The wine bar occupied a narrow townhouse, all exposed brick and candle-warmed shadows. They claimed a corner booth, ordered Bordeaux that cost more than most people's grocery budget, and faced each other across polished wood scarred by decades of conversations.

"I'm losing time," Delphine said after the server retreated. Her fingers found patterns on the wine glass stem—unconscious ritual gestures that made Bastien's chest tighten. "Whole afternoons disappear. I'll be walking down Magazine Street and suddenly I'm on Chartres with no memory of how I got there. Like someone else is moving my body while I'm . . . elsewhere."

"Dissociation. Stress response to⁠—"

"Don't." She cut him off with surgeon's precision and an annoyed huff. "Don't give me clinical explanations for things we both know aren't clinical, and that I believe you already knew had been happening to me." Wine reflected candlelight as she lifted the glass. "I hear music that doesn't exist. Melodies I've never learned but know note-perfect."

That pre-memory tremor settled in his ribs, recognition fighting its way toward consciousness despite every barrier he'd built. Charlotte had described identical experiences in those final weeks before the ritual. The growing awareness that her soul carried impressions from other lifetimes, other loves, other losses stretching back through centuries of forgetting and remembering.

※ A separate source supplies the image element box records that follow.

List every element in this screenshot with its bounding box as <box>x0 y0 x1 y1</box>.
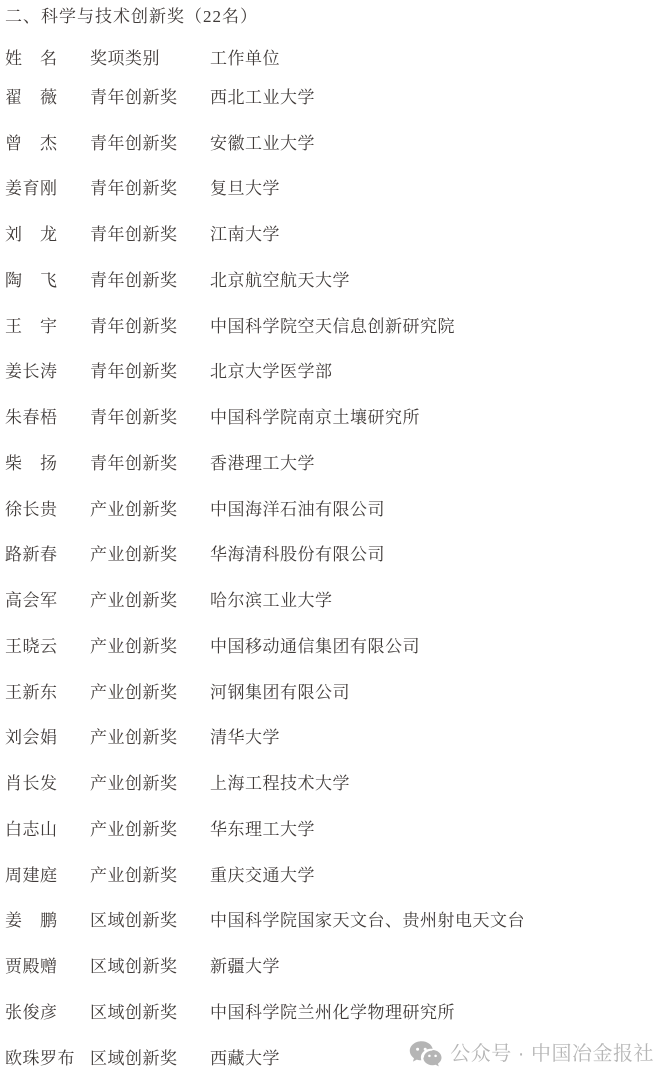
row-award-category: 区域创新奖 <box>90 1048 178 1068</box>
row-work-unit: 西藏大学 <box>210 1048 280 1068</box>
table-row <box>5 546 660 592</box>
table-row <box>5 226 660 272</box>
row-work-unit: 中国海洋石油有限公司 <box>210 499 385 519</box>
table-header <box>5 50 660 89</box>
row-name: 刘会娟 <box>5 728 58 748</box>
table-row <box>5 272 660 318</box>
row-name: 姜长涛 <box>5 362 58 382</box>
row-work-unit: 重庆交通大学 <box>210 865 315 885</box>
row-award-category: 产业创新奖 <box>90 774 178 793</box>
table-row <box>5 775 660 821</box>
row-name: 张俊彦 <box>5 1002 58 1022</box>
watermark-label: 公众号 · 中国冶金报社 <box>450 1043 654 1065</box>
row-work-unit: 华海清科股份有限公司 <box>210 545 385 565</box>
row-work-unit: 安徽工业大学 <box>210 133 315 153</box>
column-header-award-category: 奖项类别 <box>90 49 160 68</box>
section-title: 二、科学与技术创新奖（22名） <box>5 7 258 26</box>
row-name: 刘 龙 <box>5 225 58 244</box>
row-award-category: 青年创新奖 <box>90 87 178 107</box>
table-row <box>5 684 660 730</box>
row-name: 朱春梧 <box>5 408 58 427</box>
row-work-unit: 中国移动通信集团有限公司 <box>210 636 420 656</box>
table-row <box>5 363 660 409</box>
table-row <box>5 592 660 638</box>
table-row <box>5 455 660 501</box>
row-award-category: 区域创新奖 <box>90 957 178 976</box>
row-name: 肖长发 <box>5 774 58 793</box>
row-award-category: 产业创新奖 <box>90 682 178 702</box>
row-name: 欧珠罗布 <box>5 1048 75 1068</box>
table-row <box>5 318 660 364</box>
awards-table <box>5 50 660 1079</box>
watermark <box>409 1040 654 1068</box>
table-row <box>5 89 660 135</box>
table-row <box>5 729 660 775</box>
row-name: 王新东 <box>5 682 58 702</box>
row-award-category: 产业创新奖 <box>90 545 178 565</box>
table-row <box>5 912 660 958</box>
row-work-unit: 中国科学院空天信息创新研究院 <box>210 316 455 336</box>
row-award-category: 青年创新奖 <box>90 316 178 336</box>
row-award-category: 青年创新奖 <box>90 453 178 473</box>
row-award-category: 产业创新奖 <box>90 636 178 656</box>
row-work-unit: 北京航空航天大学 <box>210 270 350 290</box>
row-award-category: 青年创新奖 <box>90 408 178 427</box>
row-name: 姜 鹏 <box>5 911 58 931</box>
row-name: 曾 杰 <box>5 133 58 153</box>
row-work-unit: 清华大学 <box>210 728 280 748</box>
row-name: 贾殿赠 <box>5 957 58 976</box>
row-work-unit: 北京大学医学部 <box>210 362 333 382</box>
row-award-category: 青年创新奖 <box>90 225 178 244</box>
row-name: 徐长贵 <box>5 499 58 519</box>
row-name: 陶 飞 <box>5 270 58 290</box>
table-row <box>5 501 660 547</box>
row-award-category: 产业创新奖 <box>90 819 178 839</box>
row-work-unit: 华东理工大学 <box>210 819 315 839</box>
wechat-icon <box>409 1040 442 1068</box>
table-row <box>5 958 660 1004</box>
table-row <box>5 867 660 913</box>
row-work-unit: 江南大学 <box>210 225 280 244</box>
row-work-unit: 河钢集团有限公司 <box>210 682 350 702</box>
row-work-unit: 中国科学院兰州化学物理研究所 <box>210 1002 455 1022</box>
row-work-unit: 上海工程技术大学 <box>210 774 350 793</box>
row-work-unit: 西北工业大学 <box>210 87 315 107</box>
table-row <box>5 180 660 226</box>
row-award-category: 产业创新奖 <box>90 499 178 519</box>
row-award-category: 区域创新奖 <box>90 1002 178 1022</box>
row-award-category: 青年创新奖 <box>90 270 178 290</box>
row-work-unit: 哈尔滨工业大学 <box>210 591 333 610</box>
row-work-unit: 中国科学院国家天文台、贵州射电天文台 <box>210 911 525 931</box>
row-name: 路新春 <box>5 545 58 565</box>
row-award-category: 青年创新奖 <box>90 133 178 153</box>
row-name: 翟 薇 <box>5 87 58 107</box>
row-work-unit: 香港理工大学 <box>210 453 315 473</box>
row-work-unit: 新疆大学 <box>210 957 280 976</box>
row-award-category: 青年创新奖 <box>90 362 178 382</box>
row-work-unit: 中国科学院南京土壤研究所 <box>210 408 420 427</box>
column-header-name: 姓 名 <box>5 49 58 68</box>
table-body <box>5 89 660 1079</box>
row-name: 白志山 <box>5 819 58 839</box>
table-row <box>5 135 660 181</box>
table-row <box>5 638 660 684</box>
row-name: 周建庭 <box>5 865 58 885</box>
row-name: 王 宇 <box>5 316 58 336</box>
row-award-category: 产业创新奖 <box>90 728 178 748</box>
row-name: 王晓云 <box>5 636 58 656</box>
row-name: 高会军 <box>5 591 58 610</box>
row-award-category: 青年创新奖 <box>90 179 178 199</box>
row-work-unit: 复旦大学 <box>210 179 280 199</box>
table-row <box>5 821 660 867</box>
column-header-work-unit: 工作单位 <box>210 49 280 68</box>
row-award-category: 产业创新奖 <box>90 591 178 610</box>
row-name: 柴 扬 <box>5 453 58 473</box>
row-name: 姜育刚 <box>5 179 58 199</box>
row-award-category: 产业创新奖 <box>90 865 178 885</box>
table-row <box>5 409 660 455</box>
row-award-category: 区域创新奖 <box>90 911 178 931</box>
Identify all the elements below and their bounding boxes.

In 1762, they'd walked the levee path in silver moonlight, her hand inches from his but never quite touching.

Protocol demanded distance between merchant's daughter and mysterious gentleman caller. But Charlotte had stopped suddenly, pressing fingertips to her temple. "This route," she'd whispered. "I've walked it before. Not in this life, but . . . I know where every loose brick waits to trip me. I know the exact spot where jasmine grows wild over the garden wall." When he'd asked her to explain, she'd shaken her head, copper curls catching moonlight. "Like remembering someone else's dreams. Beautiful and terrible at once."

"Memory creates patterns when we're under stress," Bastien said now, offering truth wrapped in safe language. "Dreams, books, conversations—they blend together until the past feels more real than the present."

"You think I'm having a breakdown."

Bastien sighed quietly. He didn’t want Delphine to think she was going mad but he still wasn’t quite ready to unveil all the truths she’d eventually need to hear. "I think you're experiencing something meaningful. The question is whether you need to understand its origins, or whether the significance lies in how it's changing you now."

Delphine set down her glass with deliberate care. "You do that constantly. Answer without answering. Dance around truth like it might bite you." Her eyes held directness that belonged purely to this lifetime—Charlotte had been subtler, more willing to approach difficult topics sideways, but this was very much like Delia, who he'd been able to love fully, openly. "Is that investigator training or personal habit?"